Ford Motor Corp. has been on a roll lately, but the automaker may end up suffering from too much of a good thing as negotiations with the United Auto Workers (UAW) loom on the horizon, Forbes reported.

Ford Motor shares rallied Monday after Standard & Poor's upgraded the automaker's debt rating, as well as that of its finance arm. The rating agency also said there's a one in three chance the automaker's rating could get hiked again within the next year.

S&P increased Ford's corporate credit rating to B-plus, from B-minus, and its issue-level rating on Ford's senior secured debt to BB, from B-minus. It also raised the issue-level rating on Ford's unsecured debt to B from CCC and revised its recovery rating on the debt.

In addition to the upgrade, Ford's stock was fueled by encouraging economic news as the Institute for Supply Management's manufacturing index came in ahead of expectations at 55.5 in July, even though the figure was slightly below June's 56.2 reading.
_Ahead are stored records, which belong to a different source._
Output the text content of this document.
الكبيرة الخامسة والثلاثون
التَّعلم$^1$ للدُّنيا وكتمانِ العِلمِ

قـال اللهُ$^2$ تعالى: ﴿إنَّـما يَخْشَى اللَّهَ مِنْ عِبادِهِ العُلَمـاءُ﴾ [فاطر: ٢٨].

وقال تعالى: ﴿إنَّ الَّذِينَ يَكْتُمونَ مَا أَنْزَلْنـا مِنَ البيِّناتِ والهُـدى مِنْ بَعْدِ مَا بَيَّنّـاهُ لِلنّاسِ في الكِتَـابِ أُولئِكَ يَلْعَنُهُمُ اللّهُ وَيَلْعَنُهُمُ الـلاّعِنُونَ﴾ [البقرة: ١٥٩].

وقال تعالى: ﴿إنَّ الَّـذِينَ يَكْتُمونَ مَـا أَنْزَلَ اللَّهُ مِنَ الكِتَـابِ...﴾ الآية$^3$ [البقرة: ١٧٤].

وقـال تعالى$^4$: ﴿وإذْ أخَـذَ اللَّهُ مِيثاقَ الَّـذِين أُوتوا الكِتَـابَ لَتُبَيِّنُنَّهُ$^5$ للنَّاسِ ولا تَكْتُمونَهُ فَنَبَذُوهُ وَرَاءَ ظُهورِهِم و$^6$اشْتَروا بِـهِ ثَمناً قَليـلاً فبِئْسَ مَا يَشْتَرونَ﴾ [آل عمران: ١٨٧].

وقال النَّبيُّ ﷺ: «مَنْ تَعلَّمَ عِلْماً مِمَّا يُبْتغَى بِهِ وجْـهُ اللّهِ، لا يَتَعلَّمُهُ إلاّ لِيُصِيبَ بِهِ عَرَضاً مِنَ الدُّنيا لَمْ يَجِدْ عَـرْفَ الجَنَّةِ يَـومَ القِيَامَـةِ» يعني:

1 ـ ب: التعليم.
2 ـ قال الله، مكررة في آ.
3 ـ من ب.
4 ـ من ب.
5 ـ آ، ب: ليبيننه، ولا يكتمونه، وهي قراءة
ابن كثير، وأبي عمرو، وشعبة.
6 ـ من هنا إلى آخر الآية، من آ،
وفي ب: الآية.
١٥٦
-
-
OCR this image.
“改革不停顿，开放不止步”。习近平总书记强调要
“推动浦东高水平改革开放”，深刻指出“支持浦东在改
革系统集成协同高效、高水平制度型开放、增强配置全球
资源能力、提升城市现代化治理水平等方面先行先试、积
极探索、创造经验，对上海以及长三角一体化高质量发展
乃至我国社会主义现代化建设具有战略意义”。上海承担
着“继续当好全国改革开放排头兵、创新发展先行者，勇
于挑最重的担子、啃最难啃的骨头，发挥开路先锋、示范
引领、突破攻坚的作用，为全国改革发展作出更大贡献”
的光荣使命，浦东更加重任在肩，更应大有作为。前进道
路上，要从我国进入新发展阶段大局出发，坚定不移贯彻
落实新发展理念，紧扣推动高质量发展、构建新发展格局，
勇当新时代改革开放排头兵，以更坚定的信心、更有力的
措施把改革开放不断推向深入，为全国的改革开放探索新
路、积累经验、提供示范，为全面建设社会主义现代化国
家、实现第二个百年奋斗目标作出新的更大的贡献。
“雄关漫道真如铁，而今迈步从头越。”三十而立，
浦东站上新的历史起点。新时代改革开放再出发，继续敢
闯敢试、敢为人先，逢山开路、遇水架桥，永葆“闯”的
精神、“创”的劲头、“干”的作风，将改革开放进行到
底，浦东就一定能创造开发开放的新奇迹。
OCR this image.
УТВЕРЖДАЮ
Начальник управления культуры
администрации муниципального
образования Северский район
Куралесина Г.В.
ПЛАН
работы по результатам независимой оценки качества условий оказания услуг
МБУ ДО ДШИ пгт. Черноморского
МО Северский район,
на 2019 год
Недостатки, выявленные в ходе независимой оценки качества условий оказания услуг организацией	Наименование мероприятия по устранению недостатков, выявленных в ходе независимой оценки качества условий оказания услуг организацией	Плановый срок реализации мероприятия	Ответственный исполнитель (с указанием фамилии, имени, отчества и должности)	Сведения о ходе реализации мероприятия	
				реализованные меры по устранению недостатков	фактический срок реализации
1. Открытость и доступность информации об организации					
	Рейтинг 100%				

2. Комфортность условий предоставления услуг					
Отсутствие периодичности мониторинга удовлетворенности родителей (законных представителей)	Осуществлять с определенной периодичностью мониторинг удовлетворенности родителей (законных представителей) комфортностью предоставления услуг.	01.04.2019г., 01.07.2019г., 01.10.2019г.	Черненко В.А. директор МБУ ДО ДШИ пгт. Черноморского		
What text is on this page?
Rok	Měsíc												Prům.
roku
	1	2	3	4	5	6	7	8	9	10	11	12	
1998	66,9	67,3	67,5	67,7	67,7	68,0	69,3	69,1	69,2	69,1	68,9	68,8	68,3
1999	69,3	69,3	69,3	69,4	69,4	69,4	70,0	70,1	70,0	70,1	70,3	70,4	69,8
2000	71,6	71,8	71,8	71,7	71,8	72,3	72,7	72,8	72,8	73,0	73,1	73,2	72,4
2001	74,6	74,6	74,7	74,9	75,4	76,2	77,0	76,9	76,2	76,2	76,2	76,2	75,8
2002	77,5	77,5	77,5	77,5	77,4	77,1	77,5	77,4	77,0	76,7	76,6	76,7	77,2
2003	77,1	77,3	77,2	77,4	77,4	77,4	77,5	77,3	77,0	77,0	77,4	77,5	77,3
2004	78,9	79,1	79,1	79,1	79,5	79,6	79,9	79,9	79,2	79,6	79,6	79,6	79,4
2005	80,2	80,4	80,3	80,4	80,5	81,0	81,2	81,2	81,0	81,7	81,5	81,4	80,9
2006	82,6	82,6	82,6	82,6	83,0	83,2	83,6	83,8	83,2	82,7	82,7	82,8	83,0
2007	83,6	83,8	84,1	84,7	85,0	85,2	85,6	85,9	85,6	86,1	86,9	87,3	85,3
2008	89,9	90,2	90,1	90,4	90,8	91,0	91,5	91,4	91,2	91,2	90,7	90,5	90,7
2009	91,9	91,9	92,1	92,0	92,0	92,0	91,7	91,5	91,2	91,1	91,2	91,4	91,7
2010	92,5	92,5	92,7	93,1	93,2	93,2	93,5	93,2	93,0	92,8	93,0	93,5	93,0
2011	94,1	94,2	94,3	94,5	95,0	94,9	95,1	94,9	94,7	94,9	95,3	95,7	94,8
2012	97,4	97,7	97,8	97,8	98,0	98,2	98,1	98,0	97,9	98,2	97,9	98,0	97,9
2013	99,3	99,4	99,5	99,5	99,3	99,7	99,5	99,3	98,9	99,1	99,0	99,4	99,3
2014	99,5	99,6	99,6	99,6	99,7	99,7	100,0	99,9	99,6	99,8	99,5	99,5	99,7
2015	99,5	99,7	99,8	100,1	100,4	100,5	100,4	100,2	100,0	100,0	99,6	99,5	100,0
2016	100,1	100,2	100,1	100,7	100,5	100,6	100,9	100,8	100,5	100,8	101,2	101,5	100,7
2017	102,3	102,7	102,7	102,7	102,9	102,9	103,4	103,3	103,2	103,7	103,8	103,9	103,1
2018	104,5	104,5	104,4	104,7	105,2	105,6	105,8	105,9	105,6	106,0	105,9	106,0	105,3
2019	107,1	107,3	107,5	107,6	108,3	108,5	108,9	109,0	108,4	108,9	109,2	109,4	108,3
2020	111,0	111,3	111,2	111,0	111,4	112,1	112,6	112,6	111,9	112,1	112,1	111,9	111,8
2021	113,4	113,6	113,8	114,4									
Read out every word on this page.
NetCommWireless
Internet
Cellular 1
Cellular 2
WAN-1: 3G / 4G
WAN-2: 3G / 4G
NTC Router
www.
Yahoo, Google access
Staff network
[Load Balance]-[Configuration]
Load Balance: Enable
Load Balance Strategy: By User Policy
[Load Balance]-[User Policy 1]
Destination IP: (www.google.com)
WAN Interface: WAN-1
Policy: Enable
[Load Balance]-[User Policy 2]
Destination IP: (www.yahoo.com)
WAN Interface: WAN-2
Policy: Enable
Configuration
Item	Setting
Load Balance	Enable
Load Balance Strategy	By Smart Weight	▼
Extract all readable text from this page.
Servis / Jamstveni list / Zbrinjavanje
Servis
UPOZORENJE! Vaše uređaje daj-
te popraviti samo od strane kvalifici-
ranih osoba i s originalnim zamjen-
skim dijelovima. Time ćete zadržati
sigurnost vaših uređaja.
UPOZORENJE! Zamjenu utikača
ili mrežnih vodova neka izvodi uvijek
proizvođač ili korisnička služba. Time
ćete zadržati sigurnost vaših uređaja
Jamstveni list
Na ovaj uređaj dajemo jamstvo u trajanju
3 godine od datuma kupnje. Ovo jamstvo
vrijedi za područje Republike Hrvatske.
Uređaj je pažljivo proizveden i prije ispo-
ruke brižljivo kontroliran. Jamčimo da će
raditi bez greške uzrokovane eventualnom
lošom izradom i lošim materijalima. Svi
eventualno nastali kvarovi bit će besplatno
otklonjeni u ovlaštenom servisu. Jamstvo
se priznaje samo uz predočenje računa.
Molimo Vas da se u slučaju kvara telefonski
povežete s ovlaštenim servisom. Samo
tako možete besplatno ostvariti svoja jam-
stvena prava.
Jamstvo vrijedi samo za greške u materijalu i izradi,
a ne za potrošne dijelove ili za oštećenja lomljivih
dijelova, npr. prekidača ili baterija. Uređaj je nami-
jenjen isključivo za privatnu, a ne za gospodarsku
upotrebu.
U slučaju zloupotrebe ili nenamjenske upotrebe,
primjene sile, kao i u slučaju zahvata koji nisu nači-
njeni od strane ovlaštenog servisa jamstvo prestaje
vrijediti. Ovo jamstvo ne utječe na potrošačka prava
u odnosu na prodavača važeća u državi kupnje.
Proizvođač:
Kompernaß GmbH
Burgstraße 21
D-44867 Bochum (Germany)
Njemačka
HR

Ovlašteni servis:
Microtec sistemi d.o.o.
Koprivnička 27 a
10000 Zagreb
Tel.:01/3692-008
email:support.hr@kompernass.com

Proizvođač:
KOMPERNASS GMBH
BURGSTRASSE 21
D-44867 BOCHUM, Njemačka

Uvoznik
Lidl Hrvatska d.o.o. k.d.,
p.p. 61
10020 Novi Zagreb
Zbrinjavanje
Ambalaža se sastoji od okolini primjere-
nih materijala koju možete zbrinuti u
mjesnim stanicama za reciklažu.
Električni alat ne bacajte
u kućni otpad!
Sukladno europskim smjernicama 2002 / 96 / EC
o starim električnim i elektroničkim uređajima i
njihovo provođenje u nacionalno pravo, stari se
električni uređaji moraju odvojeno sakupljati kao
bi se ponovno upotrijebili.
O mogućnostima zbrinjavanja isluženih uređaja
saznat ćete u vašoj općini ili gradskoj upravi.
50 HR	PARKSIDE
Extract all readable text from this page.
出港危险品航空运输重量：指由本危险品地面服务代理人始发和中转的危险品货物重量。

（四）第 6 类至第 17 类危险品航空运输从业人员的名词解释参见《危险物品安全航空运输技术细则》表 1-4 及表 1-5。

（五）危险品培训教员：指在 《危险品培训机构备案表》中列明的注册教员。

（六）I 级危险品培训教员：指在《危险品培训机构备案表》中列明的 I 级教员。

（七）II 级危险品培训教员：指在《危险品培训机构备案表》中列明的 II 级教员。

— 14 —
The figure has held above 50, the level which marks the tipping point between expansion and contraction, for the past year.

By Monday afternoon Ford's stock was up 3.2 percent, or 40 cents, to $13.18. Fellow automaker Toyota Motor increased 2.5 percent and Honda Motor 3.4 percent.

Things have been going well for Ford, which has been reporting market share gains and the glow from its recently announced second-quarter results. The automaker could up suffering from too much of a good thing, though, as its rebound, at a time when Detroit's other automakers are still regaining their footing after emerging from bankruptcy, could lead to stiffer demands from the UAW.